In Fear and Loathing in Las Vegas, a similar concept undoubtedly emerges in which the dystopic circumstances that Duke and his attorney reside in draw fascination from readers due to the fact that they seem to be so oblivious to living in a completely alternate reality. In one scene, Duke randomly tells a waitress “we’re looking for the American Dream” (p.164), yet from a wider angle the whole novel consists of two protagonists manipulating their vision of the world with hallucinogens and substances and getting involved with violent acts that ultimately lead them down a nightmarish path, deeming it almost impossible to seek any form of an ‘American Dream’. In some ways Thompson takes the opportunity to employ dark comedy to criticize American culture in the sixties and its conventional advertisement of the American Dream to be hard-earned capitalist success, where he perhaps believes that there ought to have been a change to this ideology. The novel is filled with surreal imagery that are solely as a result of drug hallucinations, to the point where “reality itself is too twisted” (p.47), and just like with A Clockwork Orange and The Butcher Boy, the sense of entrapment is revealed as a dystopia’s biggest penalty, however ‘free’ one feels.
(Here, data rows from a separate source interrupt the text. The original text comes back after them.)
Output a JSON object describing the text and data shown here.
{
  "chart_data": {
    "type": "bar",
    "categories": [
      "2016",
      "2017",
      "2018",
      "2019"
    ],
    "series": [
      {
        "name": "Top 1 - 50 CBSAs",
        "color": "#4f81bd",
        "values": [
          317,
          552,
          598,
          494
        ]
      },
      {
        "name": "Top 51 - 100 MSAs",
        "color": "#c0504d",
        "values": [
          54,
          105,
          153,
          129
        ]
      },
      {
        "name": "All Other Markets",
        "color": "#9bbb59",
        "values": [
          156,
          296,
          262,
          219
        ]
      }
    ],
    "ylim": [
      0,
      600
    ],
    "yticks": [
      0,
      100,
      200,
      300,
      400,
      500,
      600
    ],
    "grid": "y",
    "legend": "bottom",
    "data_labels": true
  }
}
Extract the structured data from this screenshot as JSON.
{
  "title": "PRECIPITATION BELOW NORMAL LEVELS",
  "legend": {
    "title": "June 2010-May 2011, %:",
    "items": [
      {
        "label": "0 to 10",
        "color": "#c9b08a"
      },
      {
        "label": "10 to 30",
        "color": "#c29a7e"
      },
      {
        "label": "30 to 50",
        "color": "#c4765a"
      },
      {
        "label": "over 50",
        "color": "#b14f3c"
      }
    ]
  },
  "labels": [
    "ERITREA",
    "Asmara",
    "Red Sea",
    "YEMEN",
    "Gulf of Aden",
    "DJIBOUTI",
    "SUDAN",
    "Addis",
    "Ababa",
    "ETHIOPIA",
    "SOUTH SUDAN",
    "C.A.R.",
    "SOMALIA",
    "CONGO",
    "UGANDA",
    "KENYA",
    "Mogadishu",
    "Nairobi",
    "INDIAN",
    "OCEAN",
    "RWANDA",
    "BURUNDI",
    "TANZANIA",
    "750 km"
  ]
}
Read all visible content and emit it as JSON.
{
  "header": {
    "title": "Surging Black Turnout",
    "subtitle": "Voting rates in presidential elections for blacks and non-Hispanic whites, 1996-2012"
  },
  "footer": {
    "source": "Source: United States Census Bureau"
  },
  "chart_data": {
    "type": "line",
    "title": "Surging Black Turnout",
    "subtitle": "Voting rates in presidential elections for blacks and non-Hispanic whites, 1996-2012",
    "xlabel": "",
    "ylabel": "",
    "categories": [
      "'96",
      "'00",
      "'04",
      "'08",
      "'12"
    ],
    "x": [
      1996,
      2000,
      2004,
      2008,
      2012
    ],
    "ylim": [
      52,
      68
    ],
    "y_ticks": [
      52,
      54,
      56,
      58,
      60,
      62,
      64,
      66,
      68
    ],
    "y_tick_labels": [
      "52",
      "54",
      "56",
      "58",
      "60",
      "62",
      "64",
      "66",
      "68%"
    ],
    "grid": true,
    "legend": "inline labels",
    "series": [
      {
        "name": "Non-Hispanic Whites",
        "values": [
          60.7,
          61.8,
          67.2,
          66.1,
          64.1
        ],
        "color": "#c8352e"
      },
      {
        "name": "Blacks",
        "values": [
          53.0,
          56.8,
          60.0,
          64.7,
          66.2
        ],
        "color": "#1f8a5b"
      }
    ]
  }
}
Both Burgess and McCabe depict dystopian settings as a product of the corruption of both the social environment and the human mind; A Clockwork Orange sees Alex and his tribe revolt against a state that, in their eyes is unnecessarily intruding upon their lives, but in the eyes of the government stand as a force against evil, represented by the Droogs. Likewise in The Butcher Boy, Francie feels it is his duty to overcome the trauma forced upon him by the Nugents and his familial issues, yet ultimately his hypocritical mindset of combatting his trauma with violence and rebellion leads him to no productive end and seclusion from the rest of society. Therefore, it can be postulated that a ‘dystopia’ in itself is based predominantly on perspective. In the case of A Clockwork Orange, the psychological treatment is a form of dystopia for Alex, yet for the doctors presenting the treatment in front of their audience it is their formula for a utopia. Similarly in The Butcher Boy, Francie’s brutal murder of Mrs. Nugent is in many ways a symbol of his freedom from the imprisonment he has experienced in his own dystopic bubble up until this point, and perhaps represents a light into a utopia for him, when in reality he has created an even harsher, less forgiving dystopia for himself.